Ese exilio tan temido, por Nora Patrich
Por Nora Patrich
Y finalmente ahí estaba, sola. Apoyando levemente mi frente contra la ventanilla del avión. Como si no quisiera olvidarme de nada. Forzando la vista para ver si alcanzaba a divisar a mis hermanos en la terraza del Aeroparque, a donde habían ido a presenciar el despegue para asegurarse de que el avión partiera conmigo a bordo.
No sentía alivio. Tampoco nada parecido a esa sensación de ¨por fin estoy aquí sentada, ahora parte el avión y quedo a resguardo¨ que nos sugieren las escenas de las películas en que el protagonista bueno, o el malo, intenta evadirse y, mientras el avión comienza a carretear, los vehículos de los perseguidores irrumpen en la pista, pero llegan unos segundos tarde, los suficientes como para que el avión despegue y nuestro personaje zafe y se encamine hacia la libertad, elusivo, triunfante, a comenzar una nueva vida. Nada de eso sentí yo. Al contrario: todavía teníamos que sacar a mis hijos del país en un segundo vuelo. No iba a ser fácil. Nicolás acababa de cumplir dos años y Laura había cumplido apenas dos meses de vida el mismo día que lo asesinaron a Horacio. Durante las vertiginosas, adrenalínicas cinco semanas transcurridas desde su caída, habíamos logrado tramitar un poder que autorizaba a mis viejos a viajar con ellos al exterior, la mejor forma que encontramos para escabullirlos de los milicos. Pero nos aterraba lo que podía llegar a decir o contestar Nicolás, que era muy sociable, muy charlatán, si el personal de Migraciones le preguntaba por su padre o si se ponía a conversar con algún pasajero o cualquier otra persona que se cruzara en el camino. A esa edad tan temprana, Nicolás ya había tenido que comprender qué significaba la muerte, que nunca volvería a ver a su padre y que a veces hay que mentir y está bien. Aun así, seguía siendo niño mi niño.

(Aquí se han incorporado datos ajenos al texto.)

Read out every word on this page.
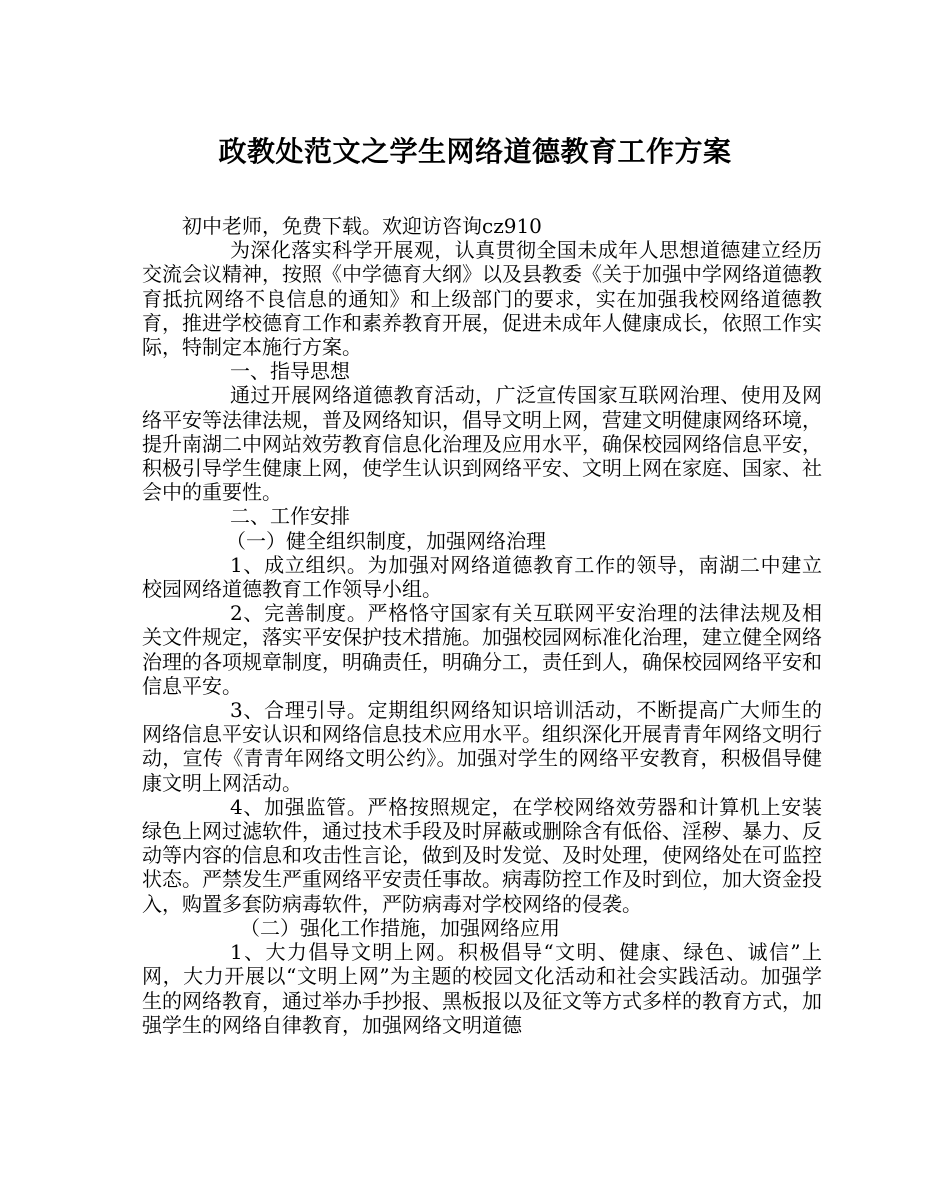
政教处范文之学生网络道德教育工作方案

初中老师，免费下载。欢迎访咨询cz910

为深化落实科学开展观，认真贯彻全国未成年人思想道德建立经历交流会议精神，按照《中学德育大纲》以及县教委《关于加强中学网络道德教育抵抗网络不良信息的通知》和上级部门的要求，实在加强我校网络道德教育，推进学校德育工作和素养教育开展，促进未成年人健康成长，依照工作实际，特制定本施行方案。

一、指导思想

通过开展网络道德教育活动，广泛宣传国家互联网治理、使用及网络平安等法律法规，普及网络知识，倡导文明上网，营建文明健康网络环境，提升南湖二中网站效劳教育信息化治理及应用水平，确保校园网络信息平安，积极引导学生健康上网，使学生认识到网络平安、文明上网在家庭、国家、社会中的重要性。

二、工作安排

（一）健全组织制度，加强网络治理

1、成立组织。为加强对网络道德教育工作的领导，南湖二中建立校园网络道德教育工作领导小组。

2、完善制度。严格恪守国家有关互联网平安治理的法律法规及相关文件规定，落实平安保护技术措施。加强校园网标准化治理，建立健全网络治理的各项规章制度，明确责任，明确分工，责任到人，确保校园网络平安和信息平安。

3、合理引导。定期组织网络知识培训活动，不断提高广大师生的网络信息平安认识和网络信息技术应用水平。组织深化开展青青年网络文明行动，宣传《青青年网络文明公约》。加强对学生的网络平安教育，积极倡导健康文明上网活动。

4、加强监管。严格按照规定，在学校网络效劳器和计算机上安装绿色上网过滤软件，通过技术手段及时屏蔽或删除含有低俗、淫秽、暴力、反动等内容的信息和攻击性言论，做到及时发觉、及时处理，使网络处在可监控状态。严禁发生严重网络平安责任事故。病毒防控工作及时到位，加大资金投入，购置多套防病毒软件，严防病毒对学校网络的侵袭。

（二）强化工作措施，加强网络应用

1、大力倡导文明上网。积极倡导“文明、健康、绿色、诚信”上网，大力开展以“文明上网”为主题的校园文化活动和社会实践活动。加强学生的网络教育，通过举办手抄报、黑板报以及征文等方式多样的教育方式，加强学生的网络自律教育，加强网络文明道德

Miraba por la ventanilla, con la mente puesta en mis hermanos, preocupada por la posibilidad aún latente de que me hicieran bajar del avión. Pero más que nada me angustiaba, me envolvía y oprimía, me asfixiaba, la tristeza de tener que dejarlo todo atrás. Y así, con el pecho hundido por tanto dolor, noté que el avión empezaba a moverse. A avanzar… Y a medida que se iban incrementando el rugido y la potencia de las turbinas, yo me hundía cada vez más en la butaca. Un poco por la inercia de la aceleración —el avión comenzaba a tomar vuelo— y otro poco porque no podía dejar de pensar en Horacio; porque no quería, no me permitía o simplemente no sabía cómo apartarlo de mi mente en ese instante en que Buenos Aires se alejaba y contraía y se convertía en una mancha cada vez más distante, más difusa. Recuerdo aquella mañana de abril de 1977 como si hubiera sido ayer. Esa imagen, más allá o más acá de la ventanilla, no se me borrará jamás.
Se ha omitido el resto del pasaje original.